Fatih Birol is the chief economist for the Paris-based International Energy Agency. He told a conference in Washington Wednesday that at least $5 billion will be needed to boost Iraq's production capacity to four million barrels a day. Currently Iraq is producing less than 1.5 million barrels a day.
U.S. officials would like Iraqi production to recover to pre-2003 war levels of 2.5 million barrels sometime next year. Oil exports have resumed but only from Iraq's southern fields. Pipeline problems and sabotage continue to hinder restoration of exports north to Turkey.
Mr. Birol says his cost figures are conditional, among other things, on peace in the country and the establishment of a provisional government.
"And second, how is the Iraqi oil sector going to be restructured," he asked. "And what is the role of SOMO [State Oil Marketing Organization]? And what will be done about the contracts that were done before the war? And finally what will be the Iraqi policies towards OPEC and OPEC policies toward Iraq?"
At the same Center for Strategic and International Studies conference, oil analyst Robert Ebel said the Iraqi oil fields are in a deplorable condition.
"The fields have been damaged by over-production, water flooding, lack of investment," he said. "And I feel if we return to the 2.5 mbd [million barrels per day] and try to maintain that for a while, we risk further damaging the fields and that damage would lead to higher costs."
Mindful that Iraq has the world's second largest oil reserves and a low cost of production, economist Lee Hoskins, a former Federal Reserve Board governor, wants the American occupiers to assure that the Iraqi people gain title to their country's vast oil wealth. Mr. Hoskins wants ownership certificates issued to every Iraqi.

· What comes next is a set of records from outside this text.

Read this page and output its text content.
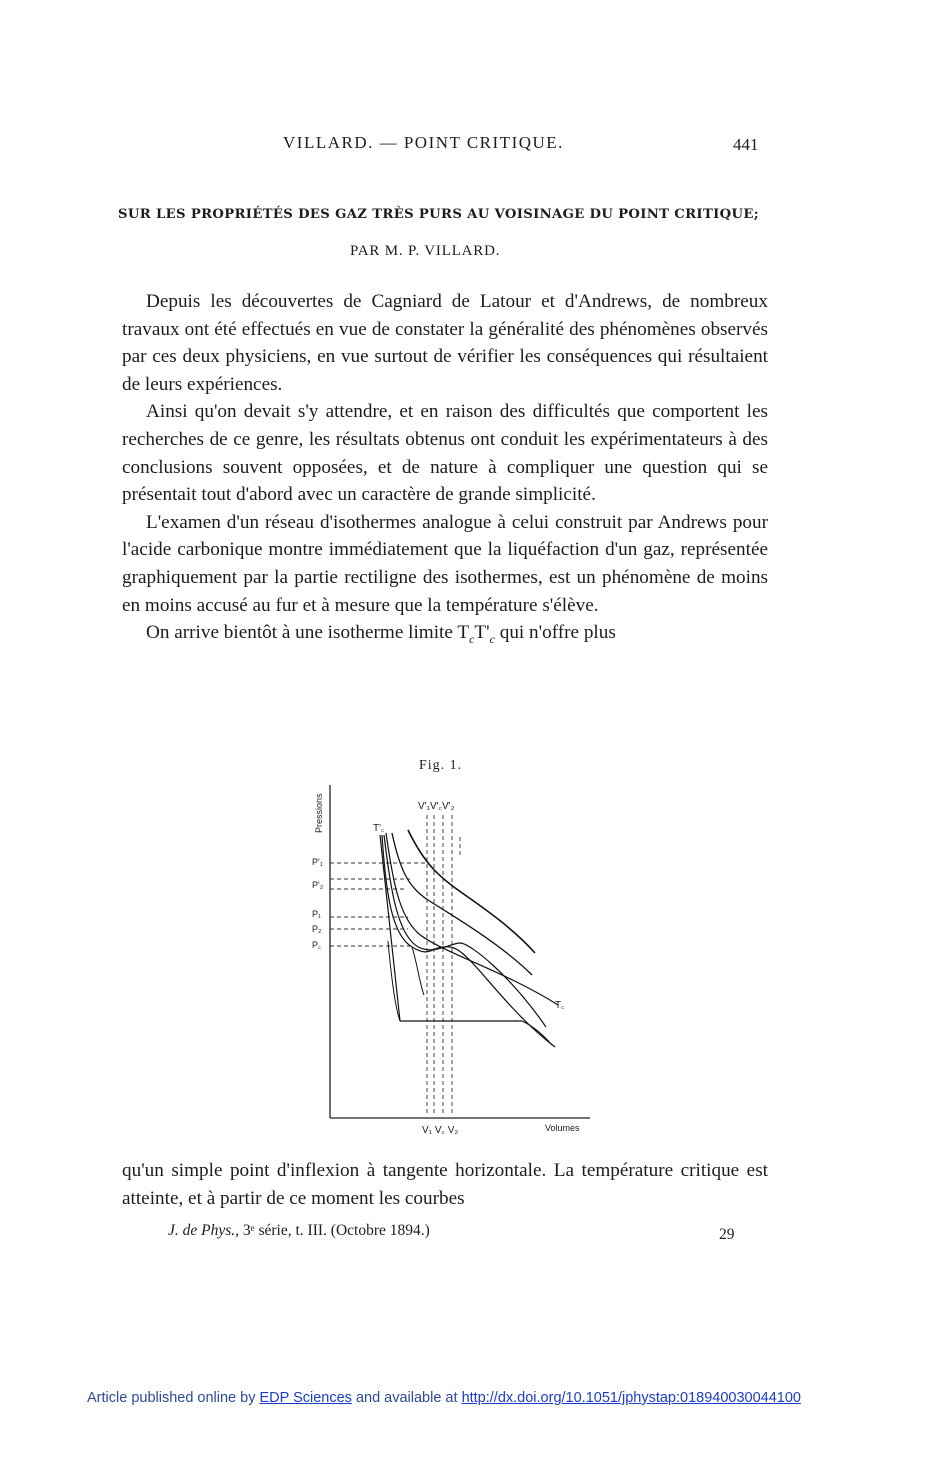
VILLARD. — POINT CRITIQUE.	441
SUR LES PROPRIÉTÉS DES GAZ TRÈS PURS AU VOISINAGE DU POINT CRITIQUE;
PAR M. P. VILLARD.

Depuis les découvertes de Cagniard de Latour et d'Andrews, de nombreux travaux ont été effectués en vue de constater la généralité des phénomènes observés par ces deux physiciens, en vue surtout de vérifier les conséquences qui résultaient de leurs expériences.

Ainsi qu'on devait s'y attendre, et en raison des difficultés que comportent les recherches de ce genre, les résultats obtenus ont conduit les expérimentateurs à des conclusions souvent opposées, et de nature à compliquer une question qui se présentait tout d'abord avec un caractère de grande simplicité.

L'examen d'un réseau d'isothermes analogue à celui construit par Andrews pour l'acide carbonique montre immédiatement que la liquéfaction d'un gaz, représentée graphiquement par la partie rectiligne des isothermes, est un phénomène de moins en moins accusé au fur et à mesure que la température s'élève.

On arrive bientôt à une isotherme limite $T_cT'_c$ qui n'offre plus

Fig. 1.
Pressions
Volumes
V'₁V'꜀V'₂
T'꜀
T꜀
V₁ V꜀ V₂
P'₁
P'₂
P₁
P₂
P꜀

qu'un simple point d'inflexion à tangente horizontale. La température critique est atteinte, et à partir de ce moment les courbes

J. de Phys., 3ᵉ série, t. III. (Octobre 1894.)	29
Article published online by EDP Sciences and available at http://dx.doi.org/10.1051/jphystap:018940030044100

"What I'm trying to get at here is that there is probably $100 billion in terms of oil reserves in the ground right now," he said. "That's capital that can't be used if we wait to pump it out. If we assign rights based on international oil companies bidding on, say, five or six pools of oil. And simply issuing stock to everyone over the age of 18, those people can then sell it [the stock] to Merrill Lynch [or any brokerage business] or anyone they want, or keep it and earn a dividend."
Mr. Hoskins said his idea will be difficult to implement and is certain to be opposed by those who want Iraq's state-owned oil company to retain its dominant and monopolistic status.